Experimenting with three-on-three play in overtime has dramatically increased the amount of AHL games decided in overtime. Total shootouts are down 12 per cent from last year, and of those games that get to overtime, they're down more than 40 per cent.
That's strong evidence for NHL general managers, who will consider adding three-on-three next season at their annual meeting that begins Monday in Boca Raton, Fla.
"We always went to the three-on-three and for the fans it was really exciting: breakaways, two-on-ones all over the place," Anaheim Ducks defenceman Korbinian Holzer said of his experience with the AHL's Toronto Marlies. "All the games I played, they were decided by the three-on-three."

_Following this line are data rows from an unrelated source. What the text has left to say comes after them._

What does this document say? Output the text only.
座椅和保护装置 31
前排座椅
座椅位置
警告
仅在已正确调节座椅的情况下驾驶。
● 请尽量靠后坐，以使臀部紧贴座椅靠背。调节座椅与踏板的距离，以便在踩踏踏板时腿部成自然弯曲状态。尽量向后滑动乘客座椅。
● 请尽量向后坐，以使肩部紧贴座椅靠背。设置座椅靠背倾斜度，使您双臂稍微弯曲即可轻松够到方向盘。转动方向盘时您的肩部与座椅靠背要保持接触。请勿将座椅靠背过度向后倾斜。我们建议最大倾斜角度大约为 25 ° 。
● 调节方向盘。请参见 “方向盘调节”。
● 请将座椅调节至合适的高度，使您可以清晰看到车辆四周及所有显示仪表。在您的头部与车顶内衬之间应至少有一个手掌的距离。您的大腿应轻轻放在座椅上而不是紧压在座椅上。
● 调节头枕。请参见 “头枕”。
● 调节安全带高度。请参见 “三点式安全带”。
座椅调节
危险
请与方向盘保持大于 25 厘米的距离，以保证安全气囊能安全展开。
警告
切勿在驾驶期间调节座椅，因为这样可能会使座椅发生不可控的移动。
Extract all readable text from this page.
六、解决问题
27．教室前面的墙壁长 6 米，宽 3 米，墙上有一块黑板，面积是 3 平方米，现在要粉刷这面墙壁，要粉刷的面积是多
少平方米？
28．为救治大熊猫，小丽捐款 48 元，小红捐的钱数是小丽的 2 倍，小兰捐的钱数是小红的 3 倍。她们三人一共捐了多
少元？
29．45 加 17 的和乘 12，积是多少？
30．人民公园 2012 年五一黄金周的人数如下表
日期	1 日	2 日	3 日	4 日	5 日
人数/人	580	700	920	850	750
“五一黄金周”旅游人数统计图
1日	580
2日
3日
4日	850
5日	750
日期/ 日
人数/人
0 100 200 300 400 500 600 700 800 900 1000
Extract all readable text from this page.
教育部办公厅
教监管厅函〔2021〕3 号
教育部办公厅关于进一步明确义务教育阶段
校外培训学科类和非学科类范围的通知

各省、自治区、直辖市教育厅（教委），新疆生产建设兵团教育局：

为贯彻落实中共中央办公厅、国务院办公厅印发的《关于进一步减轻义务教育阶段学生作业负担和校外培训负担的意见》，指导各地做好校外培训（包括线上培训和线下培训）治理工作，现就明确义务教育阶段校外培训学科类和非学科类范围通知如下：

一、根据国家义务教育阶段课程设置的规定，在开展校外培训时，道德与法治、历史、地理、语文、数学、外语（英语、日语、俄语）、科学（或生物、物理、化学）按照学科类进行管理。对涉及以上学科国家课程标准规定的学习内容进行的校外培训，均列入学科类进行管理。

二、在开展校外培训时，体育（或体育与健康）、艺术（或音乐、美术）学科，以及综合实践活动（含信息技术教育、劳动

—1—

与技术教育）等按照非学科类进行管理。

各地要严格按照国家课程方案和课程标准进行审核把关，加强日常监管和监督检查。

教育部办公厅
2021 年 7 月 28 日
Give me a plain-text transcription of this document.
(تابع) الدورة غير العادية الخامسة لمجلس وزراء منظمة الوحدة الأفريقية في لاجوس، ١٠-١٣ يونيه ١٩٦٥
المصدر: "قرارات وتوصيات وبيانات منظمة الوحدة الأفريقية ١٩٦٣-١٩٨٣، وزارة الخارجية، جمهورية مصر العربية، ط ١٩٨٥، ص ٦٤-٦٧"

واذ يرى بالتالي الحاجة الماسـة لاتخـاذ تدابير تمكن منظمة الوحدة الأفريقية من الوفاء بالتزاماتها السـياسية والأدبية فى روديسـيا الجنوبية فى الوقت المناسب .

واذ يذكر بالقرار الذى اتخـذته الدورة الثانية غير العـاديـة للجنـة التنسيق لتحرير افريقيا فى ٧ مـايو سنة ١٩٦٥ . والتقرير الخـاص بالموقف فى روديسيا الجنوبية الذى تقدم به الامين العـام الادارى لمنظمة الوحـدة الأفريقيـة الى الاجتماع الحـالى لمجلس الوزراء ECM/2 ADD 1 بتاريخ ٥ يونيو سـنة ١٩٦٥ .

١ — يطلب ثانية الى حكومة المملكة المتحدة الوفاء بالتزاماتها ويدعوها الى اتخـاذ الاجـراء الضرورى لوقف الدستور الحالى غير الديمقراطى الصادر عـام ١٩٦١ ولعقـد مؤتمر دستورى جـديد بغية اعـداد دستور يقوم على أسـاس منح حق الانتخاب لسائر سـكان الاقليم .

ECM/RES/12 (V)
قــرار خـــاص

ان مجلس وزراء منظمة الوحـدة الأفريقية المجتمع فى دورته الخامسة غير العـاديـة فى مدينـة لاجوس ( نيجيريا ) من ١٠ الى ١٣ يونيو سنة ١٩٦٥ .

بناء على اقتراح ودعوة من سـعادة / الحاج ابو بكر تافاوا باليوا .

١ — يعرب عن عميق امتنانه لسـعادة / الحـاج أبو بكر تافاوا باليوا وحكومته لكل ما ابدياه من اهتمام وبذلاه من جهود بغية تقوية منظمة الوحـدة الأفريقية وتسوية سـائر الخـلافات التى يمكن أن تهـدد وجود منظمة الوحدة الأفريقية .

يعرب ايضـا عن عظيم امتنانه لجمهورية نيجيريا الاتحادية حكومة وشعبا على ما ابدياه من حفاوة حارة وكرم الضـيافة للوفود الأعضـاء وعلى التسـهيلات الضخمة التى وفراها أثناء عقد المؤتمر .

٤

It's clearly working. Last season under the NHL's current four-on-four, five-minute overtime format, 64.7 per cent of AHL games that went to overtime also ended up in a shootout.
Through March 2 this season, with three minutes of four-on-four followed by as many as four minutes of three-on-three, just 23.2 per cent of overtime games went to a shootout compared to an incredible 76.8 per cent decided by actual goals.
Some goalies don't like being under the gun more in overtime, but most in the AHL are big fans of the change.
"For me, I like to end a game playing hockey, not a stationary shootout," Binghamton Senators coach Luke Richardson said. "The whole sport is built about teamwork and that's where it should end."
'A different animal'
NHL general managers agree and would like to reduce the number of points being awarded in what is essentially a skills competition.
A total of 13.8 per cent of NHL games through March 2 this season went to a shootout, an increase from 11.8 per cent when it was first implemented in 2005-06. A majority of games that go to overtime also go to a shootout (56.3 per cent).
The AHL agreed to test opening overtime with four-on-four and switching to three-on-three at the first whistle following the three-minute mark.
"It actually feels more like when you're playing outside hockey with your friends," former Chicago Wolves defenceman Petteri Lindbohm of the St. Louis Blues said. "You get chances all the time, you get so much space that you can try some other moves."
With so much open ice, the pond hockey that results is full of odd-man rushes and scoring chances. Rocco Grimaldi of the San Antonio Rampage, who leads the AHL in overtime goals, said that with "run-and-gun hockey, someone's bound to score eventually."
"Anything can happen, that's for sure," Charlotte Checkers goaltender Drew MacIntyre said. "Three-on-three's a beast. Four-on-four, whatever, nothing really changes. But three-on-three it's just a different animal."
The most common argument against three-on-three is that it's almost as much a departure from actual hockey as the shootout. It's very different from the traditional five-on-five.
"The pros of it: The game gets done earlier because for the most part you see a goal scored," said Todd Nelson, the former Oklahoma City Barons coach who is now behind the Edmonton Oilers bench. "The cons, for me, is just maybe I'm old school with hockey, so it might be a bit gimmicky."
Richardson argues that it is real hockey because it can happen with enough penalties in the course of any game. The Tampa Bay Lightning and Boston Bruins played four-on-three in regulation Thursday night, and that was enough to cause back-and-forth, high-paced excitement.
The other problem is making games longer, something Arizona Coyotes GM Don Maloney expressed trepidation about. Players also could argue against tacking on two extra minutes a game during what's already the grind of a long season.
"It is pretty taxing," former Marlies and current Maple Leafs winger Brandon Kozun said. "If you get stuck out there it's hard to change if you don't have the puck."
But most who experienced three-on-three agreed it was better to see games decided in overtime than the shootout.
"You have more of the real feelings, like you felt like you lost the game in overtime because you're playing a moving part of the game rather than the shootout," Richardson said. "It's real exciting when you win and you feel it when you lose."
Seeing the AHL succeed at cutting down shootouts, Maloney said there seems to be some positive momentum to get three-on-three into the NHL.
"We just can't brush this off," he said. "We have to take a harder look at this for the National Hockey League."